Старый дом глянет в сердце мое…
Подробности, как оказалось, были действительно впечатляющими и будоражащими. Из уст в уста передавали, что злополучный домишко возводился совсем недавно, по осени прошлого, 1747 года, причем на полузамерзшей почве. Зодчий Андрей Квасов, мастер вроде бы опытный и искушенный, участвовал когда-то в оформлении московских коронационных торжеств в связи с престоловенчанием Елизаветы Петровны, а позднее трудился — еще до приезда в Царское Cело Саввы Чевакинского и Франческо Растрелли — над убранством Екатерининского дворца, названного в честь государыни Екатерины I.

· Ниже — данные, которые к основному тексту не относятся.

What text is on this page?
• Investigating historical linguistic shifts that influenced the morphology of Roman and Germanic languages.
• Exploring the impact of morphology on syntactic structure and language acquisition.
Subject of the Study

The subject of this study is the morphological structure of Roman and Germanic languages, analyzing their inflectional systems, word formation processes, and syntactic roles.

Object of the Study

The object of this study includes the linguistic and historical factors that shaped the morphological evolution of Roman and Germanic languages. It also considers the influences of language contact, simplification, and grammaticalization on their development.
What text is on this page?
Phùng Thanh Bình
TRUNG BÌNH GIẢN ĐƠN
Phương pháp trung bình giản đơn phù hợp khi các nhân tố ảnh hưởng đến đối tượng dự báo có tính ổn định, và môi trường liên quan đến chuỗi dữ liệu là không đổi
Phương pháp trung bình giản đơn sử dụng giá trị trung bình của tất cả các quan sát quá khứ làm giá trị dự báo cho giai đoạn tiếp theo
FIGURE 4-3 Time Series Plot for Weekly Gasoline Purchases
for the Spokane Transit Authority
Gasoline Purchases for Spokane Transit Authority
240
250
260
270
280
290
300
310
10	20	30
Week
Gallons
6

Примерно в ту же пору Квасова привлекли к работам в имении Алексея Разумовского Гостилицы, а также к строительному буму на некоторых украинских землях. Так в Козельце, на Черниговщине, возникли временные палаты, где самодержица изволила отдыхать летом 1744-го, на пике своего долгого развлекательного путешествия в Малороссию, куда вместе с нею вояжировали августейшие суженые — Фике с Петром Феодоровичем. Ну а с конца 1747-го архитектор оседает на юге: в придворных кругах — с подачи казацких старшин и после их усиленных челобитий в столицу, «родной маме» — зарождается мысль о воссоздании традиционного украинского гетманства. Власти, понятно, бутафорской и марионеточной, целиком и полностью зависимой от указаний с берегов Невы, но от этого — с внешней стороны — не менее уважаемой и почетной. Связанной — отрадно даже подумать! — с торжественным ношением гетманской булавы.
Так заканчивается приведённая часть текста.